Originaire de Reineh en Israël, Dareen Tatour vit actuellement en Suède grâce à une bourse du Réseau des villes internationales de refuge (International Cities of Refuge Network – ICORN) et du PEN allouée aux écrivains et aux artistes en danger, et ce, pour une période de deux ans. Elle affirme que rien ne pourra l’empêcher d’écrire et, même si elle est à nouveau emprisonnée, ce à quoi elle s’attend lors de son retour en Palestine, elle ne s’arrêtera pas.
Voici des extraits de l’interview :
Kasturi Chakraborty. Comment les choses se sont-elles déroulées avant que le tribunal ne vous condamne sur les accusations d’« incitation à la violence » et de « soutien d’une organisation terroriste » ?
Dareen Tatour. En 2014-15, la Palestine a assisté à des meurtres de sang-froid perpétrés par les forces de l’occupation et des organisations extrémistes. Le martyr Mohammed Abou Khdeir a été assassiné à Jérusalem, la famille d’Ali Dawab, 18 mois, a été brûlée vive et de jeunes hommes et femmes ont été abattus au cours d’actions d’une barbarie sans nom.
Ces incidents douloureux m’ont profondément marquée et j’ai écrit un poème, « Résiste, mon peuple », le 2 octobre 2015, en guise d’expression de tout ce que j’avais vu. Il a été publié sur ma page Facebook. De même, en tant qu’activiste politique, j’ai publié certains articles et blogs nouveaux sur la fermeture de Jérusalem par les autorités d’occupation et sur la suppression de notre droit de prier librement à la mosquée Al-Aqsa.
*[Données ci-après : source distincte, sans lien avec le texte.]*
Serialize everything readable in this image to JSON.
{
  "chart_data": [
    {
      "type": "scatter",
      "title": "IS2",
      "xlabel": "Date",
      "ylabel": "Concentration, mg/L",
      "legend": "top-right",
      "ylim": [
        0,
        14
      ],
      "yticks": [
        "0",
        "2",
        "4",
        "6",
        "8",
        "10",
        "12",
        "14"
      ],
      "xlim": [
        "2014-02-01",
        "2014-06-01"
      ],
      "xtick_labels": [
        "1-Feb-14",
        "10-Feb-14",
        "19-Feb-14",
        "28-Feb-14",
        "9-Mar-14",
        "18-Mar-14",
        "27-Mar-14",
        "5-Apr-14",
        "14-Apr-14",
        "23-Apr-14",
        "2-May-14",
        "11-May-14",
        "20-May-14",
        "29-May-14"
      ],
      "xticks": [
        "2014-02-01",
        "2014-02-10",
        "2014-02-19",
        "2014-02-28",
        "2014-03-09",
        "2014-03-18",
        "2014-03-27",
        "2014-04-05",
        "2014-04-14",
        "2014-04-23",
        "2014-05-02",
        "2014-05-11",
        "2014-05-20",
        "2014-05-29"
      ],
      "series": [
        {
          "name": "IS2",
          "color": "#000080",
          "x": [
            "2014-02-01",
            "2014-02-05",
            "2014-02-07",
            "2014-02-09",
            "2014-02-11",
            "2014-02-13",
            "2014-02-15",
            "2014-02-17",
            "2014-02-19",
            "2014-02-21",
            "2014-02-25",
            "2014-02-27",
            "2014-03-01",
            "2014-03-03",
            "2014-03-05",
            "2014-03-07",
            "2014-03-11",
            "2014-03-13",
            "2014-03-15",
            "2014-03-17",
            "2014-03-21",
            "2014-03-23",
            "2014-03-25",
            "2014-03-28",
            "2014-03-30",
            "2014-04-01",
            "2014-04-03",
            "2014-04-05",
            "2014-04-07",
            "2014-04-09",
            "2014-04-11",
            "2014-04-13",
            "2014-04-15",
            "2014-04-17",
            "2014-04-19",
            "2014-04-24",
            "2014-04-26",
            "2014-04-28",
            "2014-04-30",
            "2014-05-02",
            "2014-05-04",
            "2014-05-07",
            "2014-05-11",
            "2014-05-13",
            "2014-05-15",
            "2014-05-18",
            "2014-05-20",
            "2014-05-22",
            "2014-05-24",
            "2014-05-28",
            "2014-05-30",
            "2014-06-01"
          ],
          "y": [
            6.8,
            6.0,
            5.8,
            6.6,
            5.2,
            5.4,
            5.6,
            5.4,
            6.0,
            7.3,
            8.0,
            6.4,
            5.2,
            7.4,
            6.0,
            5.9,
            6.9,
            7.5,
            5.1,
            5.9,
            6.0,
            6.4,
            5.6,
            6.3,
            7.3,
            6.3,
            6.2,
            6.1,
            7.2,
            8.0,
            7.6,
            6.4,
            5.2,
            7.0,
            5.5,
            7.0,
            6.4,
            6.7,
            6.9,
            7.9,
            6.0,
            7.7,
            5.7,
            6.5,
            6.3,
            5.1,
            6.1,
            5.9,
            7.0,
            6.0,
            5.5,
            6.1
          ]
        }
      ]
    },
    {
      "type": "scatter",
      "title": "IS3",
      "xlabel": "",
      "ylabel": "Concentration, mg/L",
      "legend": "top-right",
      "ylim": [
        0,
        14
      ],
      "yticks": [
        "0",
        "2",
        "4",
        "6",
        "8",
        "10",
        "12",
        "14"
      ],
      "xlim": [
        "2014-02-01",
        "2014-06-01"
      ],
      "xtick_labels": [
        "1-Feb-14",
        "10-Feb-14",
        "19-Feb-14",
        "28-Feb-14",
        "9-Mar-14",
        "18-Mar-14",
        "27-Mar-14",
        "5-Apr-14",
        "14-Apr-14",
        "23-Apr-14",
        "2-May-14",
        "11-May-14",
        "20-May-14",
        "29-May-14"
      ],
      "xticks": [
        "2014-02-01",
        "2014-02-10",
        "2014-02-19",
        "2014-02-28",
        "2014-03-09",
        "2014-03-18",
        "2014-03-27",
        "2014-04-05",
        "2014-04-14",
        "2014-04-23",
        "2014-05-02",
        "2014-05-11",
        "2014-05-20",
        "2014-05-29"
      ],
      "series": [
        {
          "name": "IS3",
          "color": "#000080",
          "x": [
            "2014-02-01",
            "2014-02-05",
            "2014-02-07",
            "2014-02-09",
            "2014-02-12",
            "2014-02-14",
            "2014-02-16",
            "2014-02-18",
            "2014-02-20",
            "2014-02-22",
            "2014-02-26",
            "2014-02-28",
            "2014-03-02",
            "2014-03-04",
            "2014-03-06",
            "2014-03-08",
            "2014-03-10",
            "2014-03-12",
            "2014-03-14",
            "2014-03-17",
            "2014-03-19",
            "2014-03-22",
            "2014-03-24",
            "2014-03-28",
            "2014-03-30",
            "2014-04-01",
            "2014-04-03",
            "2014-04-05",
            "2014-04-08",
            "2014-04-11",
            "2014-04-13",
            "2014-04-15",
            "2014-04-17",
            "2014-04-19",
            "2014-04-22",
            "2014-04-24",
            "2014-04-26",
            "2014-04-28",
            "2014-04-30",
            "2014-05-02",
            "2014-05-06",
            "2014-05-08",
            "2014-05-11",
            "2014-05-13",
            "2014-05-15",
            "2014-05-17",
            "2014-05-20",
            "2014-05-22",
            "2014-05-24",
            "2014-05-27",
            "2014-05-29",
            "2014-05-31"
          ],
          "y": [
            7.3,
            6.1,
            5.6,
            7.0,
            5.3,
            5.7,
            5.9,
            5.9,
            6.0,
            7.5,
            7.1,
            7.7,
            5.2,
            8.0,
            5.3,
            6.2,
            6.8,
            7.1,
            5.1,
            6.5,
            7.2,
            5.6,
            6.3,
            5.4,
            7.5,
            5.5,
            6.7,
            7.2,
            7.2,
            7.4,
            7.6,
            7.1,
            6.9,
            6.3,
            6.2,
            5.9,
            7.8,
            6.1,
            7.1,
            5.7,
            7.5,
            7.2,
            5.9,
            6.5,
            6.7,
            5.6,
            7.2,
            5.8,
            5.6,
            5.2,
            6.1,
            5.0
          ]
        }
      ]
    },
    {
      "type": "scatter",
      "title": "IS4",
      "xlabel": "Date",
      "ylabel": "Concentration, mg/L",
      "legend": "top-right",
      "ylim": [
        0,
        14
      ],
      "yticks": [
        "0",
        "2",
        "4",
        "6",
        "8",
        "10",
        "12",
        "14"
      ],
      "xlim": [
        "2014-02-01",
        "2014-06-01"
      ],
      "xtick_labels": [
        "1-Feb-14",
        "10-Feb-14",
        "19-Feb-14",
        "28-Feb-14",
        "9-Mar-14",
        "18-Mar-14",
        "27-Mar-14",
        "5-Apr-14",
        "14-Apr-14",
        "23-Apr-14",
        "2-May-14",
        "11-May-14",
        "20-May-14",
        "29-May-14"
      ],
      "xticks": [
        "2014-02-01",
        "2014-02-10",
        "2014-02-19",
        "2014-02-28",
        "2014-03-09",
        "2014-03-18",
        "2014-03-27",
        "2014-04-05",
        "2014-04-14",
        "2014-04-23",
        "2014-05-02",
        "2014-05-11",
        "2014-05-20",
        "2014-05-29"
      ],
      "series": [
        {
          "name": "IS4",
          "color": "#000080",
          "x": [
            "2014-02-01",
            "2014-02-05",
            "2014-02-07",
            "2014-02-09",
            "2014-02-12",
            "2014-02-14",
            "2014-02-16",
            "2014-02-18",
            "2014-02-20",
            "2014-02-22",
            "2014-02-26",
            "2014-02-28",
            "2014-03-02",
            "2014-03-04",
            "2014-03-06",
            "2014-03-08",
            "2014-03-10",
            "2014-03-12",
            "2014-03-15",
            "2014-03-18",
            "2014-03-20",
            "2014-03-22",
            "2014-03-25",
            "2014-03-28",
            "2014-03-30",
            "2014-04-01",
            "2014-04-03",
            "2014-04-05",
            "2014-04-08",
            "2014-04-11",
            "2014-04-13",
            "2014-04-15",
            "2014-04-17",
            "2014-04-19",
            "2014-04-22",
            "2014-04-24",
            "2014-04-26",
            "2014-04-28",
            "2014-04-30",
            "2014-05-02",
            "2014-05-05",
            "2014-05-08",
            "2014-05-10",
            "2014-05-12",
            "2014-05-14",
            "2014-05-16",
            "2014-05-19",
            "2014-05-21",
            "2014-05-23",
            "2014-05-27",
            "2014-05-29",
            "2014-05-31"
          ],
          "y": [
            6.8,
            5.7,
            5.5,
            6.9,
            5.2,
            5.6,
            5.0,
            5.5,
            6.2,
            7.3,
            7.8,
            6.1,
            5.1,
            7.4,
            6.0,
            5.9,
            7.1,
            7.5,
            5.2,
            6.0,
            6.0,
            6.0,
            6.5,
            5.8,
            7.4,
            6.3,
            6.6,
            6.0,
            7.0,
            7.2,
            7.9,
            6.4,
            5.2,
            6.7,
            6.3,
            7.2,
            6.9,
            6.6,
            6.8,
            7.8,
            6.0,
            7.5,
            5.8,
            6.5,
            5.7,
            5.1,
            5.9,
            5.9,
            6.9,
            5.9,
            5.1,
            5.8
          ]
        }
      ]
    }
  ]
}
Le 11 octobre, vers 3 heures du matin, un important contingent de soldats et de policiers israéliens sont venus chez moi et m’ont arrêtée. Ç’a été le début d’une détention de près de trois ans. Je n’ai été libérée que le 20 septembre 2018.
Kasturi Chakraborty. Combien de temps avez-vous passé en prison et combien de temps avez-vous été en résidence surveillée ?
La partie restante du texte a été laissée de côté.